In 2007 YARSI added the Faculty of Psychology. In 2012 YARSI added the Faculty of Dentistry. In 2023, Universitas YARSI opened the Primary Care Family Medicine Specialist program.

==Rector==
List of rectors of Universitas YARSI:

| Period | Rector |
|---|---|
| 1987 - 2025 | Prof. Asri Rasad, M.Sc., Ph.D |
| 2005 - 2009 | Prof. Dr. Abdul Salam M. Sofro, Ph.D., SpKT(P) |
| 2009 - 2013 | Prof. Dr. Abdul Salam M. Sofro, Ph.D., SpKT(P) |
| 2013 - 2017 | Susi Endrini, S.Si., M.Sc., Ph.D |
| 2017 - 2019 | Susi Endrini, S.Si., M.Sc., Ph.D |
| 2019 - 2021 | Prof. dr. Fasli Jalal, Sp.GK., Ph.D. |
| 2021 - 2026 | Prof. dr. Fasli Jalal, Sp.GK., Ph.D. |

== Ranking ==
Universitas YARSI is one of the top private universities in Jakarta, Indonesia. It is ranked 801-1000 globally in THE  Impact Ranking 2024. It is also ranked 8 in Jakarta by the EduRank 2024.

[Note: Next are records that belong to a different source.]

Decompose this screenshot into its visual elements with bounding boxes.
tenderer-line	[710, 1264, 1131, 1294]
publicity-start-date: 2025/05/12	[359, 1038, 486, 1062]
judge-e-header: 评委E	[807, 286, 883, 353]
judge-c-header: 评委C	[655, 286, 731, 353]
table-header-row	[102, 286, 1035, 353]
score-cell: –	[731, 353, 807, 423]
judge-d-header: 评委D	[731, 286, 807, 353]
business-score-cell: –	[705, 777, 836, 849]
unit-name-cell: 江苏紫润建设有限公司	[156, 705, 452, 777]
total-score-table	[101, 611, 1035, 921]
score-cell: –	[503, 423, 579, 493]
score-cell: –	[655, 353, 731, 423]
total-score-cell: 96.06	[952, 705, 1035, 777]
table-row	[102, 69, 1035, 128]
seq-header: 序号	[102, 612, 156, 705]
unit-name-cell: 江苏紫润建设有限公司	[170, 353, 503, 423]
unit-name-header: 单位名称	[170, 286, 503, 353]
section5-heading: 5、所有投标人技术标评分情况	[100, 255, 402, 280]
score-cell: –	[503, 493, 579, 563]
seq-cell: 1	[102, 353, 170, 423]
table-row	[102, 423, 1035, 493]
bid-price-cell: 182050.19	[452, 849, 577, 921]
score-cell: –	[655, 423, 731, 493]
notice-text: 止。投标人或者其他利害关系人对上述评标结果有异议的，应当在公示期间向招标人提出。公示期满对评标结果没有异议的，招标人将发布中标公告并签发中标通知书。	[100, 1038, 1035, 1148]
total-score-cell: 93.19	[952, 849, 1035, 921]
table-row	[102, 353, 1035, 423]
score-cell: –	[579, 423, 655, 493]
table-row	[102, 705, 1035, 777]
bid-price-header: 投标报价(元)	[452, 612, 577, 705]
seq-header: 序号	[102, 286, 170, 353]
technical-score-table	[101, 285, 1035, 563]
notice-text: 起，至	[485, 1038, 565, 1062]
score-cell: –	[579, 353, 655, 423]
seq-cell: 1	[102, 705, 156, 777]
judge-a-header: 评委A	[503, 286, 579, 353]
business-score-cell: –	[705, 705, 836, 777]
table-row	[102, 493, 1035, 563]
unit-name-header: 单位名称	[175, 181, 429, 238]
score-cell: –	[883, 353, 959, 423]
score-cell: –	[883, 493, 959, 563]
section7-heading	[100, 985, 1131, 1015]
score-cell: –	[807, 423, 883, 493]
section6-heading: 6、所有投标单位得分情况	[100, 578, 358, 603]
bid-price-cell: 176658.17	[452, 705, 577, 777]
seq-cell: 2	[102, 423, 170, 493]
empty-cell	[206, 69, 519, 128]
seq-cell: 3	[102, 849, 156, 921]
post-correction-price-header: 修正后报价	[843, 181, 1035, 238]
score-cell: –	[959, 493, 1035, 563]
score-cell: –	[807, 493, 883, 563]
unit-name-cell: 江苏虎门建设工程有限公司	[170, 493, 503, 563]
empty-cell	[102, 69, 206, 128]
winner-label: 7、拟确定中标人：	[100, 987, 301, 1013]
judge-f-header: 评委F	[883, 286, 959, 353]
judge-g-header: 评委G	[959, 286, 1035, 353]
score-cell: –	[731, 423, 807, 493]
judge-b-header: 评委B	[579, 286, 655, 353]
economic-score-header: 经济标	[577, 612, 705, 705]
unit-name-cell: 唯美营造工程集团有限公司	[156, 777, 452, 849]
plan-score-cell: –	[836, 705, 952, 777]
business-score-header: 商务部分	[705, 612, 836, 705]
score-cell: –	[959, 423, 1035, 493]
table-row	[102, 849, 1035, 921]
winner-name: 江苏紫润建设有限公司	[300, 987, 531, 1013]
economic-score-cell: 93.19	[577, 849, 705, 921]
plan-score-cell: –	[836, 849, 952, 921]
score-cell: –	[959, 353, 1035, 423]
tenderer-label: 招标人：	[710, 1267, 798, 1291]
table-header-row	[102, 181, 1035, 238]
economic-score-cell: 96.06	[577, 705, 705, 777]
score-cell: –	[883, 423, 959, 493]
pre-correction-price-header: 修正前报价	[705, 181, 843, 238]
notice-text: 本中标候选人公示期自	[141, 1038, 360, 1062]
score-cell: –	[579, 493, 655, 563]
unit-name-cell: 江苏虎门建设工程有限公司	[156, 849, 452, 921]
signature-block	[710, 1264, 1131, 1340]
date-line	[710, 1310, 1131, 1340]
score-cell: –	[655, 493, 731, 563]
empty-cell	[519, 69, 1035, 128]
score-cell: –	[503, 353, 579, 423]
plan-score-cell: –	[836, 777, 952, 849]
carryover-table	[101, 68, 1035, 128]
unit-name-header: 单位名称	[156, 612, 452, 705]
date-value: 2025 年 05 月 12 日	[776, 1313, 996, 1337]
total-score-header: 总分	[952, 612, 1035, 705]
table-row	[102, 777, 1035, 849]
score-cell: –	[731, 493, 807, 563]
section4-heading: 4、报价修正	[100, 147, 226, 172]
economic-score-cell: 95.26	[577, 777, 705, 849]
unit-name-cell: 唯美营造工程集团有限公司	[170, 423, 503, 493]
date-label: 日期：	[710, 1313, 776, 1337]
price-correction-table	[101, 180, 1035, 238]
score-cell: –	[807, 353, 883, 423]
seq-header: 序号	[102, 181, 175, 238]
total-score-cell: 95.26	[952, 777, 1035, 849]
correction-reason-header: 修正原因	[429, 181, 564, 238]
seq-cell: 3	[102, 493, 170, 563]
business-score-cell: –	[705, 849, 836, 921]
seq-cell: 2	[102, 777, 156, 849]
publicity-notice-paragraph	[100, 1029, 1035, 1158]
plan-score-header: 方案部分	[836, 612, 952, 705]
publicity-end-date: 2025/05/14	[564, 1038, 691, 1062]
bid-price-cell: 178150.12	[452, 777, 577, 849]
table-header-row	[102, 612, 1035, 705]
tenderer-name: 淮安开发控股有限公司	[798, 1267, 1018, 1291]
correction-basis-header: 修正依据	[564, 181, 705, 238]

== Faculties and programs ==
Universitas YARSI has six faculties and one graduate school. All have been accredited by BAN-PT and LAM-PTKes.

| Faculty | Program | Accreditation |
|---|---|---|
| Medicine | Medical Doctor; Medical Profession; Primary Care Family Medicine Specialist; | Excellent; Excellent; Very Good; |
| Dentistry | Dentist; Dentist Profession; | B; B; |
| Economic and Business | Management; Accounting; | B; Very Good; |
| Law | Law; | Very Good; |
| Information Technology | Informatics Engineering; Medical Profession; | Very Good; A; |
| Psychology | Psychology; | Very Good; |
| Graduate School | Master of Notary; Master of Management; Master of Biomedical Science; Master of Hospital Administration; Doctor of Biomedical Science; | Very Good; Very Good; Very Good; Good; Very Good; |

== Partnerships and collaboration ==
With long-term plans towards an international university, Universitas YARSI has collaborated with other institutions worldwide.

Academic collaborations have been conducted with universities, local and overseas. This has taken the form of student and staff exchange, joint research and internship programs. The student and staff exchange, along with joint research, has been conducted with Universiti Malaysia Sarawak, Dayananda Sagar Institutions, Hubei University, Mapúa University, and INTI International University to name but a few.

Universitas YARSI has worked with other institutions to enhance its application of academic programs developed in the university. The institutions include national private and government institutions, both local and from overseas.